Secrets in the Sand by Carolyn Brown



            Angel practically choked on the hash-brown patty. “Are you seriously inviting me to go home with you? To Tishomingo—as a house guest in your mother’s home?”

            “Yes, I am.” He nodded. “Or I’ll get you a room at the only motel in town for the rest of your vacation if you’d be more comfortable there. Better yet, we’ve got a guesthouse out by the pool. It’s got two separate rooms with two outside entrances. You can stay in one, and I’ll stay in the other. That way Mom and Tom can have a little bit of privacy in the house. It is their honeymoon, remember?”

            “Can I think about it for a while?” Angel wasn’t going to make a big decision like that on the spur of the moment.

            “Sure. I figure we might get in by tomorrow evening if the rain lets up,” he said.

            Angel called Patty about the time that the office opened. She got voicemail and left a message telling her friend that she was in a world of trouble, that the storm hadn’t blown her and Clancy away, and she’d call again in a couple of days. Then she ran back to the car in the driving rain and hopped into the backseat. By the time Clancy opened the door to his side of the car, she was opening a suitcase, taking out clean underwear, a dry shirt, and pair of shorts, and jerking her wet shirt over her head.

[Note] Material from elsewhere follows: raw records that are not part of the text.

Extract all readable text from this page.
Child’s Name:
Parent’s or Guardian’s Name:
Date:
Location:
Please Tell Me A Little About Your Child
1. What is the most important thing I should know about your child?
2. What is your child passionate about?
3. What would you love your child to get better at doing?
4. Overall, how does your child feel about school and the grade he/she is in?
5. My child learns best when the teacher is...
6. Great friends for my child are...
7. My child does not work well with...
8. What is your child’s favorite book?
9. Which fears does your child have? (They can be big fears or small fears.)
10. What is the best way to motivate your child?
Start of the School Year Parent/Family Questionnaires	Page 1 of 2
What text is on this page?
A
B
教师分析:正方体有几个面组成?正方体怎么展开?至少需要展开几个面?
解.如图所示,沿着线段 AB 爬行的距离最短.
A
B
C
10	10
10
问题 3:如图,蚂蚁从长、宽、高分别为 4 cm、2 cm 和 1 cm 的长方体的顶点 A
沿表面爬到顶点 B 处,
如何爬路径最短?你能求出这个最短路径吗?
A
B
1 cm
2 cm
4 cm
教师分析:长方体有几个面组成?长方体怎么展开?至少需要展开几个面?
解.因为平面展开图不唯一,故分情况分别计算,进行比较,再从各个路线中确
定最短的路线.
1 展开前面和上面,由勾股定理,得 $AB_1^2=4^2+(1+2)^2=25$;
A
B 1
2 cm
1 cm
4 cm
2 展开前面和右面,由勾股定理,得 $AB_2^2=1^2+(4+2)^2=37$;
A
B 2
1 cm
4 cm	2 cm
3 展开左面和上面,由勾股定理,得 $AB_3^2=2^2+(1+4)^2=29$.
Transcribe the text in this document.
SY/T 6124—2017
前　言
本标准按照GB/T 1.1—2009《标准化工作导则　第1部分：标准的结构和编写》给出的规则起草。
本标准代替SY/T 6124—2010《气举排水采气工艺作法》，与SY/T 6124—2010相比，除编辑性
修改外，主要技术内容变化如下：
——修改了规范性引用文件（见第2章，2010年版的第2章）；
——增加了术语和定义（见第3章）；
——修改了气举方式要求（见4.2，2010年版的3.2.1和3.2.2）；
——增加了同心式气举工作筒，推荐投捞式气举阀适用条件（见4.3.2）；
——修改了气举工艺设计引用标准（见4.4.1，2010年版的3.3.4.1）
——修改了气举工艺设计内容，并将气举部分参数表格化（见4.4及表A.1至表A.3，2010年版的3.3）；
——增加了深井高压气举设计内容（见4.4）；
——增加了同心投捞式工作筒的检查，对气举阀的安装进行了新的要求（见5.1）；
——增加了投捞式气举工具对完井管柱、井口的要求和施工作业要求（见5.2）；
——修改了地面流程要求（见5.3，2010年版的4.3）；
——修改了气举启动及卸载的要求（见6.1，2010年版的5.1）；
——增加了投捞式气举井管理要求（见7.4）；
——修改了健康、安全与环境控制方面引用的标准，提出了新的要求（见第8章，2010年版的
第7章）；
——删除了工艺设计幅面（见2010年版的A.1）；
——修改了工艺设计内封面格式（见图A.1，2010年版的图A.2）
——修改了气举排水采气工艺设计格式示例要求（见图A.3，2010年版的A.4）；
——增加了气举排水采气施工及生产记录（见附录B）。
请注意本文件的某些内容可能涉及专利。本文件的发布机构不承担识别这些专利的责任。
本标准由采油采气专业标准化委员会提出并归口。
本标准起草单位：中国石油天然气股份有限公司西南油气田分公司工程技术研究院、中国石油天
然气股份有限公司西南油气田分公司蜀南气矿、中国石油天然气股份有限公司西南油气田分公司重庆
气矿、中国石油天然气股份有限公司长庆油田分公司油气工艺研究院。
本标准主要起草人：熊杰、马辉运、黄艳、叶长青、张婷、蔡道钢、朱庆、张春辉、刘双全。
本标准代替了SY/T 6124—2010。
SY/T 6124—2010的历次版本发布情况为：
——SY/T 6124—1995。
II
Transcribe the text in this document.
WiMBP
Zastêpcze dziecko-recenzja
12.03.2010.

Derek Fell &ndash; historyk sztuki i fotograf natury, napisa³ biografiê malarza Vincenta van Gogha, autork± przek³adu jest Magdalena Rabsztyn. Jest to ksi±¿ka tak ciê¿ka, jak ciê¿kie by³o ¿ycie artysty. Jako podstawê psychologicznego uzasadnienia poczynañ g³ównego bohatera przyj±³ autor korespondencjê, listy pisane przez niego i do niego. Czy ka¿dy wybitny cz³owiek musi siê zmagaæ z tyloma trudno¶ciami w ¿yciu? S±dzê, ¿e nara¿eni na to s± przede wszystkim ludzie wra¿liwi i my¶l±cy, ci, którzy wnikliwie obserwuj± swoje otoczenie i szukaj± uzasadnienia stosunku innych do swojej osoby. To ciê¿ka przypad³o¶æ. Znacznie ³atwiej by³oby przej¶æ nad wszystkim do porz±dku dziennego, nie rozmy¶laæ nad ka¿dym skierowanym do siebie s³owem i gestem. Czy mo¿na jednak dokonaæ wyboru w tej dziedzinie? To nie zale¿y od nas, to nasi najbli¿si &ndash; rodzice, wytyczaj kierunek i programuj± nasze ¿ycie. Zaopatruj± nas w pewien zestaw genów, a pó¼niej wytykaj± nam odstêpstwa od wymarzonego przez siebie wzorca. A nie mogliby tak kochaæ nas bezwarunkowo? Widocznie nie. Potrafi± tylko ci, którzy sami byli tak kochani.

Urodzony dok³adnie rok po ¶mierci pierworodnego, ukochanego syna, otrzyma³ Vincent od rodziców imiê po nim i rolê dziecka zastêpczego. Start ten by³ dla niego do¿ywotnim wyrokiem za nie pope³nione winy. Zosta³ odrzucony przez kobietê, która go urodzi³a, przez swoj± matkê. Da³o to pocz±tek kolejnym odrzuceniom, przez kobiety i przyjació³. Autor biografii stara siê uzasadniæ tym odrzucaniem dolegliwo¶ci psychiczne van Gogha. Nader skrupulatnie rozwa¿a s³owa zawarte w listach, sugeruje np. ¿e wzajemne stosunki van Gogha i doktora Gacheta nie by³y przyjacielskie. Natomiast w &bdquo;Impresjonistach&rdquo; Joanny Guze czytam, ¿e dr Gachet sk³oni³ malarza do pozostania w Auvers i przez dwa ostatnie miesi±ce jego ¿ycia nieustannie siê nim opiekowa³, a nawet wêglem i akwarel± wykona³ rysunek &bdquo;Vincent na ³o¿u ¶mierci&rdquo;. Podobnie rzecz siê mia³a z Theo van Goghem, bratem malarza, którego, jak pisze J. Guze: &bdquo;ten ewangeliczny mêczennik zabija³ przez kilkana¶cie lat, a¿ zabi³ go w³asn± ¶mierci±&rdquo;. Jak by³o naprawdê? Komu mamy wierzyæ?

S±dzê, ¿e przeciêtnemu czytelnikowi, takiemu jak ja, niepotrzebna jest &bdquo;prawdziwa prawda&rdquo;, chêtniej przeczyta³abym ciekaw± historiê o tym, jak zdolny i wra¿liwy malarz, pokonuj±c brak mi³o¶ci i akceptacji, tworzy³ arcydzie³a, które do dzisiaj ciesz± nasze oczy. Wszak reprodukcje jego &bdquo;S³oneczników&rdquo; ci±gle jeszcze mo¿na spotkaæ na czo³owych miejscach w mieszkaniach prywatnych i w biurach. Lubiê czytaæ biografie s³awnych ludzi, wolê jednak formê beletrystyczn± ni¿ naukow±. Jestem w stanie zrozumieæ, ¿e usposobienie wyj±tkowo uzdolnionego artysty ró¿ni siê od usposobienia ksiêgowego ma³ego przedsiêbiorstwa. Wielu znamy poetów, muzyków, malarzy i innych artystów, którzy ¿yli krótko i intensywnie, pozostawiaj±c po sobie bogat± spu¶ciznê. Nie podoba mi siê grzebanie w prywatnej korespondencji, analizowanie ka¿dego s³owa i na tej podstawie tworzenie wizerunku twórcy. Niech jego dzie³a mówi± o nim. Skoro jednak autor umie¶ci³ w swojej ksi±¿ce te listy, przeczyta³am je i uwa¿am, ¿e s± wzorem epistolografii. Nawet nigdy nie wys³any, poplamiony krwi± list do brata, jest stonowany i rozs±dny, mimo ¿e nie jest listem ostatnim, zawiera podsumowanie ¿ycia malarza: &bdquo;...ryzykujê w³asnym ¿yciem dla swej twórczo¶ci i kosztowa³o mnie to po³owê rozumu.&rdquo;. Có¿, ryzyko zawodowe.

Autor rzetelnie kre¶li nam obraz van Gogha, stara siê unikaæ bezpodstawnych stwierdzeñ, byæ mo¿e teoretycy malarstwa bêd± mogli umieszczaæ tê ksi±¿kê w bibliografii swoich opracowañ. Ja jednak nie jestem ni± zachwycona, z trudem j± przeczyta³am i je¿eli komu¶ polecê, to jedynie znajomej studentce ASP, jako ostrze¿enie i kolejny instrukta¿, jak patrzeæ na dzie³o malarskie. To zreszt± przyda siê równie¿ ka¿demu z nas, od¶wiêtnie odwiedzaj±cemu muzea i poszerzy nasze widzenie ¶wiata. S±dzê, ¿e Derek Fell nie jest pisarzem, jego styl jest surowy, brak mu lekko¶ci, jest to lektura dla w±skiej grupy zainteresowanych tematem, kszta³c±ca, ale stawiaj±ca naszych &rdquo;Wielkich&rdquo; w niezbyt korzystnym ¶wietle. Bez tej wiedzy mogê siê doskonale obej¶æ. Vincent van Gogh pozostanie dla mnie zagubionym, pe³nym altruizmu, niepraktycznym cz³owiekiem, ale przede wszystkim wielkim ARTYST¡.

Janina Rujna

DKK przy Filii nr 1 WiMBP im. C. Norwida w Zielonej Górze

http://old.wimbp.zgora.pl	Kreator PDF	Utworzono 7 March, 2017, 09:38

            “Keep your eyes on the front window,” she told him when he dove for the front seat. “I’m changing clothes back here, and then I’m crawling over the seat. You can do the same when I’m finished. Unless you’re too damned tall and old to crawl over the seat. Lord, it feels wonderful to wear dry clothes. I’m glad I brought these old sweatpants and this shirt. They’re soft and warm. I may sleep all the way to Oklahoma City in them.”

            “Why do I have to keep my eyes front and center? There are windows all around you in this vehicle,” he reminded her. “Anyone can see inside.”

            She dried her hair with a beach towel and then threw it over the seat. “Want to use this to get the water out of your hair? Anyone would have to press his nose to the window to see inside in all this rain. Then he’d break his neck to cop a peek because I can dress faster than the speed of lightning.” She wiggled into her dry things. “Now”—she shimmied over the seat—“your turn.”

            “You don’t have to keep your eyes on the front.” Clancy opened the door and quickly went from the front to the backseat where he opened his suitcase. “I don’t mind one bit if you turn around and stare at me.”

            “I’ll just look forward,” she declared, but she didn’t tell him she could see him from the chest up in the corner of the rearview mirror.

            He finished dressing, then crawled over the seat with as much agility as she had. “I haven’t been wet like that—”

            “Since early last night, but it didn’t feel the same then, did it?” She finished the sentence for him. “That was voluntary.”

            She curled up in the seat, leaned her head against the window, and fell asleep by the time he had started the car and pulled out into the traffic. When she awoke, she rubbed her eyes and yawned. “What time is it?”

            “After two,” he answered.

            “Look!” She pointed out his window, just missing his nose by an inch in her excitement to show him. “That’s the most beautiful rainbow I’ve ever seen. The colors are so bright. Look at that purple, Clancy!”

            “I can see it, Angel, honest. Want me to stop the car so it won’t get away before you’ve looked your fill?” he asked.

            “Look at the blue. And I can see the whole arch. Do you think there’s a pot of gold at the bottom?” She was so excited that her words came out in a tumble.

            “You’re the one with the hunch power, Angel. What do you think is at the bottom of the arch? A pot of gold or an oil well?” he asked.

            “A motel with hot water and big, fluffy towels,” she answered.

            “Your wish is my command,” he said as he pulled under the awning of the Holiday Inn. “One room or two?” he asked before he got out of the car.

            Her heart screamed one, but her mind knew better. “It doesn’t matter. One if it’s got two beds. Two if they’ve only got a bed in each. I’m not afraid of you, Clancy, but we’re sleeping in separate beds tonight, and that’s a fact.” She crawled out of the car and headed into the motel lobby with him.